Friday, November 16, 2012

Twinky farewell


Just a quiet moment of silence, please, for the death of the Twinkies.  And the Ding Dongs.  And Sno Balls.  And, notably, Wonder Bread.

But -- to me, most tragically -- Hostess CupCakes.

Hostess Brands, Inc., the maker of all the above, and more, announced today that it's shutting down operations.  The company has been in bankruptcy since January, and a strike this week delivered the final blow.

American's changing food preferences have been cited as the underlying cause of the company's financial woes.  In other words, there is junk food and there is junk food.  And Hostess's products were really junk food. 

I could never fathom how anyone could eat Twinkies.  Ding Dongs were ok -- it's hard to dislike chocolate.  Sno Balls -- remember them?  one pink and one white per package? -- always looked good, and sounded good in concept, but never quite passed the eating test with me. Just a little too marshmallowy, maybe. 

Wonder Bread was the bread of my childhood.  White bread only, of course, although the brown bread seemed to differ from white only by the addition of food coloring.  You knew a brand of bread had to be good when it was so wonderfully soft and plushy that you could wad a slice into a tiny ball, a pellet of carbs so small that you could fit it into your bean shooter.  (No, I'm not sure that's true, but I'd be surprised if someone didn't do it.)

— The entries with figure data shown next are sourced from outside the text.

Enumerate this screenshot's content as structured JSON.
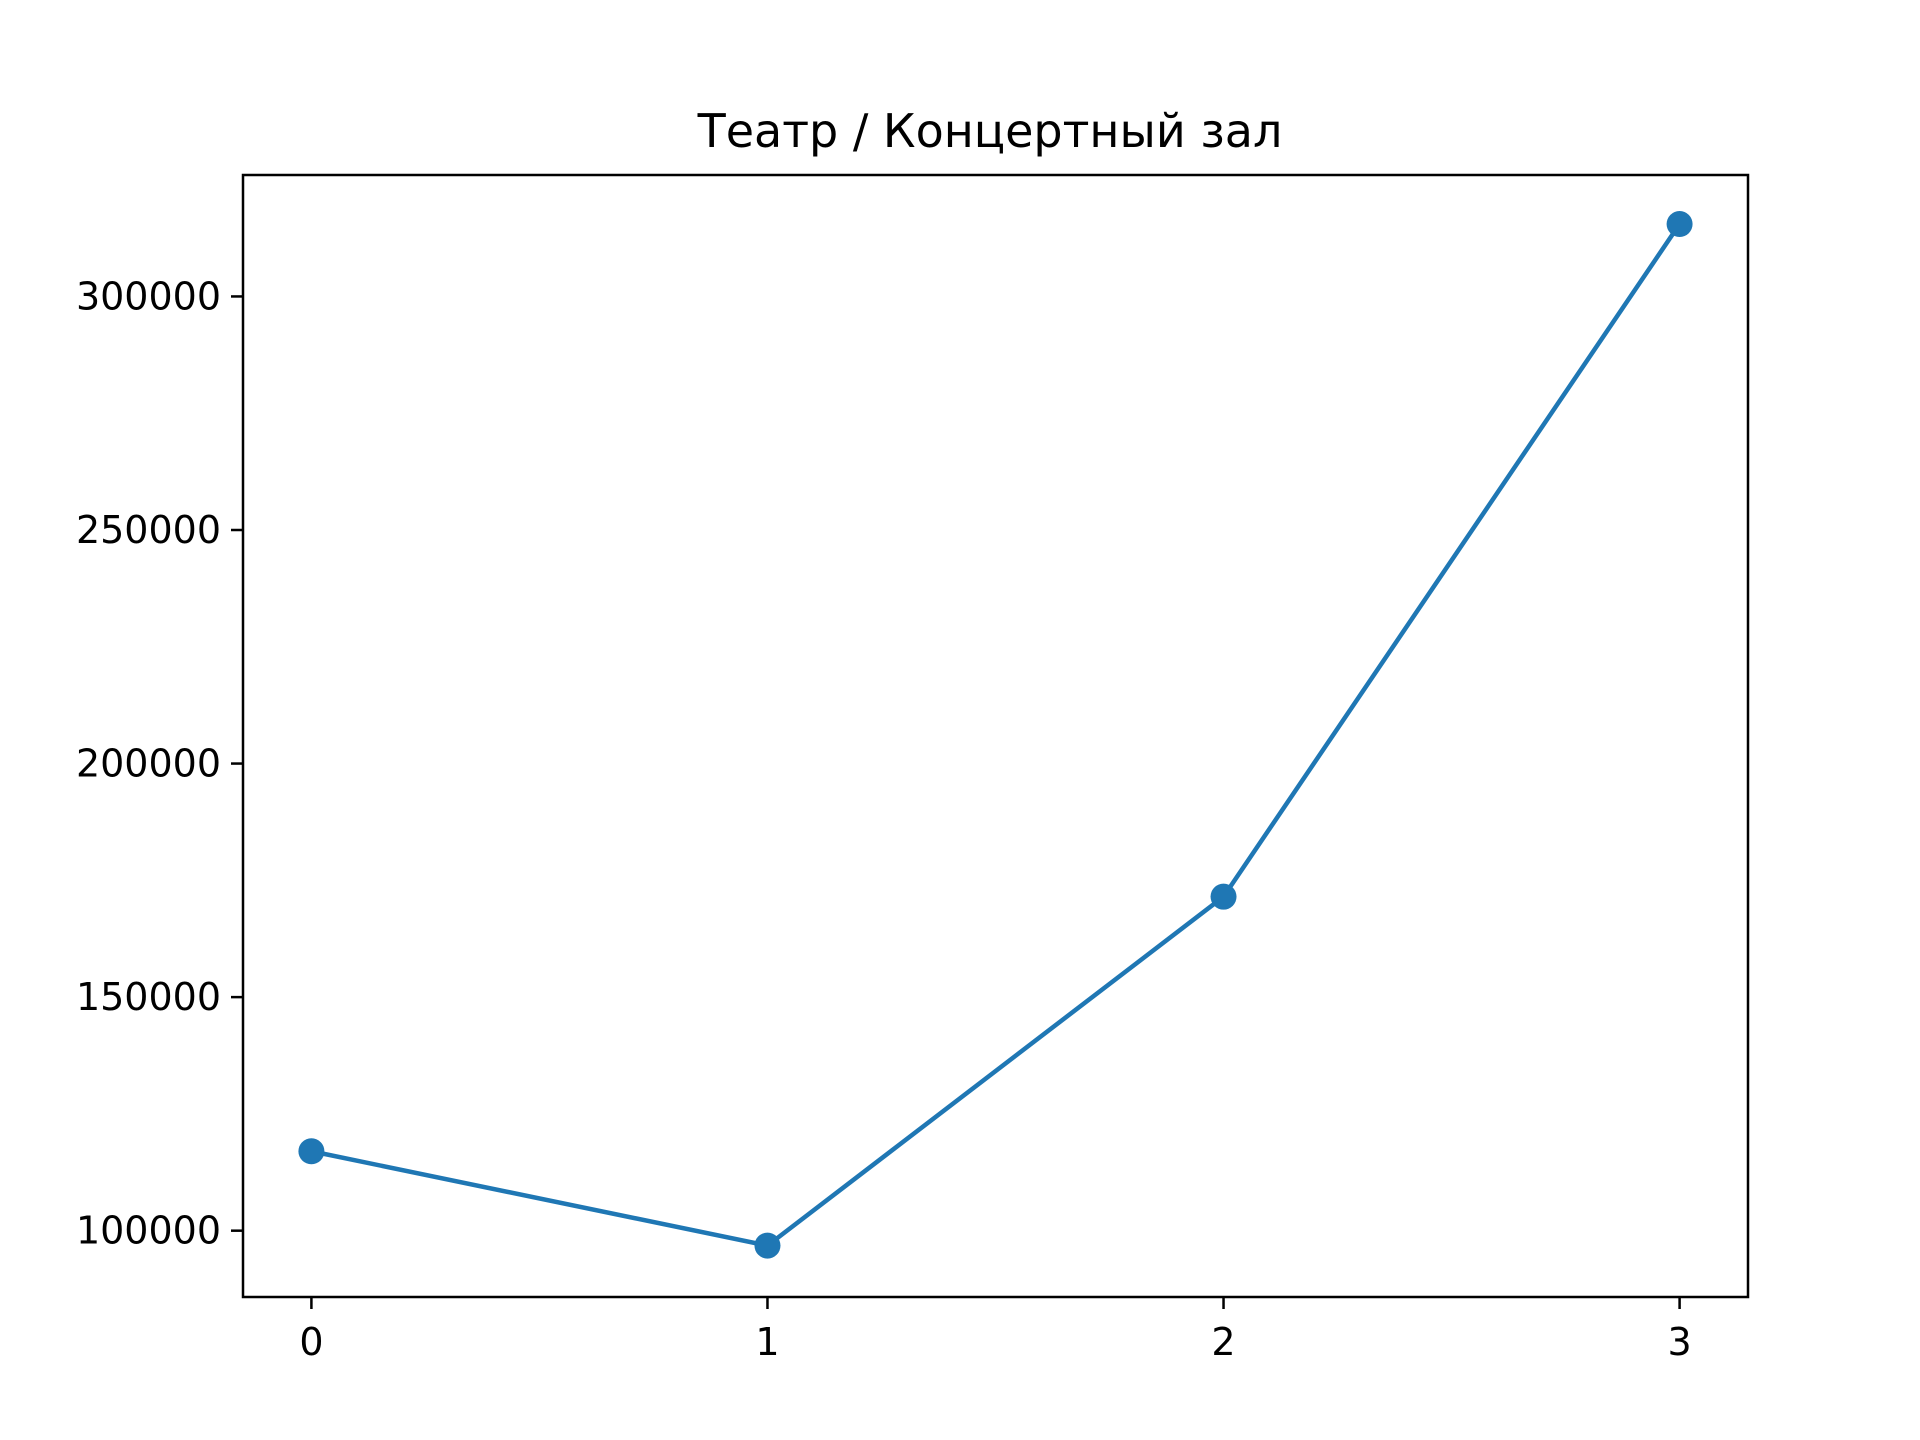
{
  "chart_data": {
    "type": "line",
    "title": "Театр / Концертный зал",
    "xlabel": "",
    "ylabel": "",
    "x": [
      0,
      1,
      2,
      3
    ],
    "x_ticks": [
      0,
      1,
      2,
      3
    ],
    "x_tick_labels": [
      "0",
      "1",
      "2",
      "3"
    ],
    "y_ticks": [
      100000,
      150000,
      200000,
      250000,
      300000
    ],
    "y_tick_labels": [
      "100000",
      "150000",
      "200000",
      "250000",
      "300000"
    ],
    "xlim": [
      -0.15,
      3.15
    ],
    "ylim": [
      85800,
      326000
    ],
    "grid": false,
    "series": [
      {
        "values": [
          117000,
          96800,
          171500,
          315500
        ],
        "color": "#1f77b4",
        "marker": "circle"
      }
    ]
  }
}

But the chocolate "CupCakes" -- the package of two chocolate cupcakes with chocolate frosting and a white squiggle across the top -- were a childhood favorite.  Happy (and rare) the day that I'd find them in my school lunch sack.  I loved them in high school.  And in college.  I'd pack them for energy and solace when I started off on a long day hike.  They were a pleasure that became guiltier and guiltier as the years passed, and as I became increasingly conscious of health concerns.

The Hostess cupcakes had one nutritional value: sugar.  Or as the British nutritional labels more coyly express it: "energy."  But they had a taste and a consistency that was well nigh irresistable once you had a package in your possession.

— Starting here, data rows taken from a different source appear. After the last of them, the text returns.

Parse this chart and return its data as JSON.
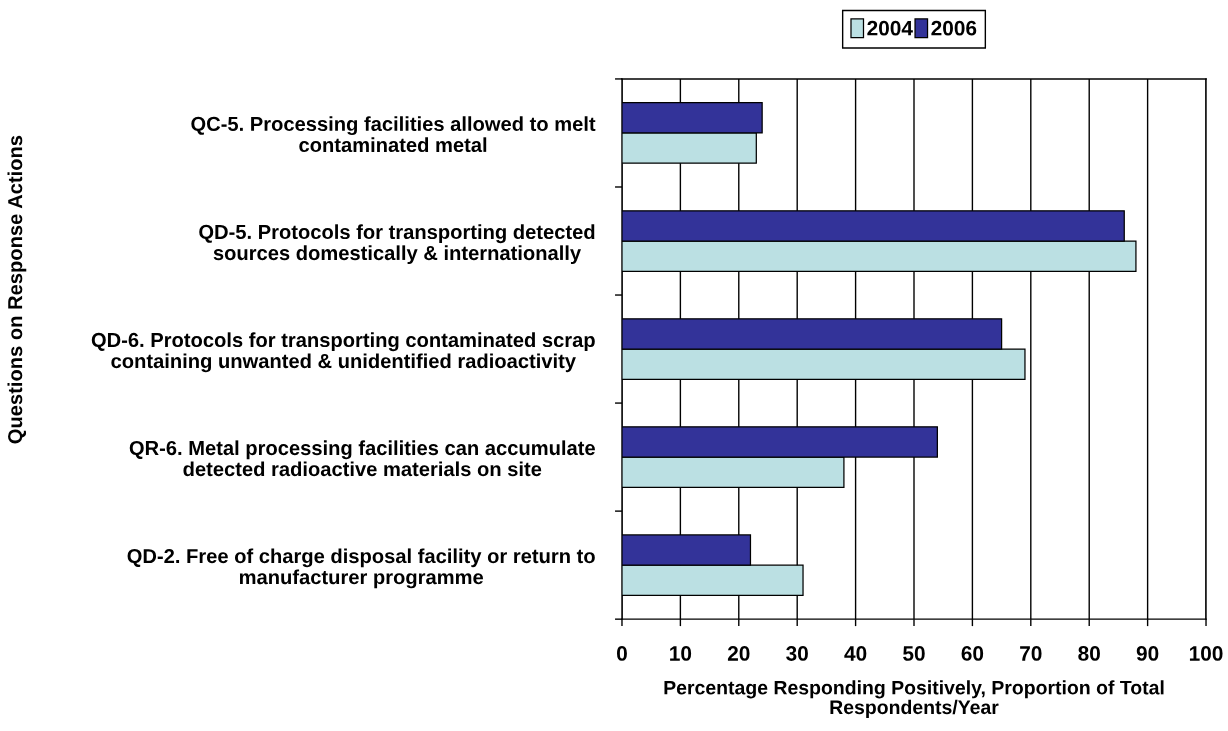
{
  "chart_data": {
    "type": "bar",
    "orientation": "horizontal",
    "categories": [
      "QC-5. Processing facilities allowed to melt\ncontaminated metal",
      "QD-5. Protocols for transporting detected\nsources domestically & internationally",
      "QD-6. Protocols for transporting contaminated scrap\ncontaining unwanted & unidentified radioactivity",
      "QR-6. Metal processing facilities can accumulate\ndetected radioactive materials on site",
      "QD-2. Free of charge disposal facility or return to\nmanufacturer programme"
    ],
    "series": [
      {
        "name": "2004",
        "color": "#bbe0e3",
        "values": [
          23,
          88,
          69,
          38,
          31
        ]
      },
      {
        "name": "2006",
        "color": "#333399",
        "values": [
          24,
          86,
          65,
          54,
          22
        ]
      }
    ],
    "xlabel": "Percentage Responding Positively, Proportion of Total\nRespondents/Year",
    "ylabel": "Questions on Response Actions",
    "xlim": [
      0,
      100
    ],
    "xticks": [
      0,
      10,
      20,
      30,
      40,
      50,
      60,
      70,
      80,
      90,
      100
    ],
    "grid": "x",
    "legend": "top"
  }
}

So today we lament not just the demise of an iconic American company, not just the passing of another set of familiar products from our childhood, but the passing of an era.  A time when depression-starved bodies craved "energy"-packed food, when processed food was a novelty that quickly replaced home baking, when our tastes were uncomplicated and unevolved.  When we ate whatever tasted good.

The government saved Chevrolets and Chryslers -- even greater icons of our youth -- but the maker of Twinkies and CupCakes apparently is not "too big to fail."  Our tastes in transportation remain pretty much the same as they were fifty years ago, but our tastes in food have moved along.  So rest in peace, Hostess Brands.

If I could have just one last Hostess cupcake with a glass of milk, I'd feel that I'd properly and happily celebrated the wake of a memorable American company.